In this example we will show how to implement a simple crawler program with Python.

2. Tips

First import the following package: Beautiful Soup, requests, re, then set the URL to access, and accept the return values.

Source Code

#! /usr/bin/env python3
# -*- coding: utf-8 -*-

import requests
from bs4 import BeautifulSoup
from pprint import pprint

headers = {
    'Host': 'en.wikipedia.org',
    'Referer': 'https://en.wikipedia.org/',

    'User-Agent': 'Mozilla/5.0 (Windows NT 6.1; Win64; x64) AppleWebKit/537.36 (KHTML, like Gecko) Chrome/63.0.3239.84 Safari/537.36'
}

url = 'https://en.wikipedia.org/wiki/Main_Page'
r = requests.session()
r = BeautifulSoup(r.get(url, headers=headers).content)
result = r.find(id="mp-otd").find('ul').find_all('li')

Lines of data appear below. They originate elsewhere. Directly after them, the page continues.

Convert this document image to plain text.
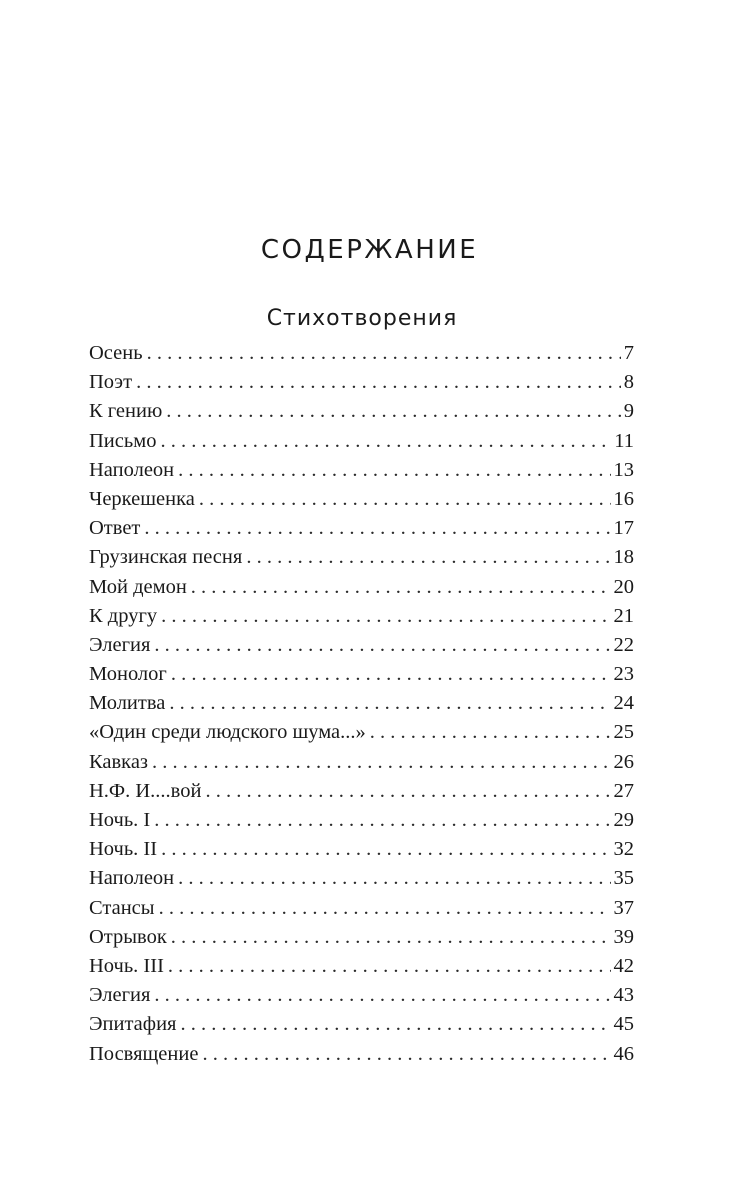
СОДЕРЖАНИЕ
Стихотворения
Осень . . .	7
Поэт . . .	8
К гению . . .	9
Письмо . . .	11
Наполеон . . .	13
Черкешенка . . .	16
Ответ . . .	17
Грузинская песня . . .	18
Мой демон . . .	20
К другу . . .	21
Элегия . . .	22
Монолог . . .	23
Молитва . . .	24
«Один среди людского шума...» . . .	25
Кавказ . . .	26
Н.Ф. И....вой . . .	27
Ночь. I . . .	29
Ночь. II . . .	32
Наполеон . . .	35
Стансы . . .	37
Отрывок . . .	39
Ночь. III . . .	42
Элегия . . .	43
Эпитафия . . .	45
Посвящение . . .	46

onThisDay = []  # store crawled results
for otd in result:
    c = '{}'.format(otd.text)
    onThisDay.append(c)

print(onThisDay)
pprint(onThisDay, width=90)

After running the codes above, we can see the results as follow. They include a group of today’s historical events. The number at the beginning is the year and the text is the event description.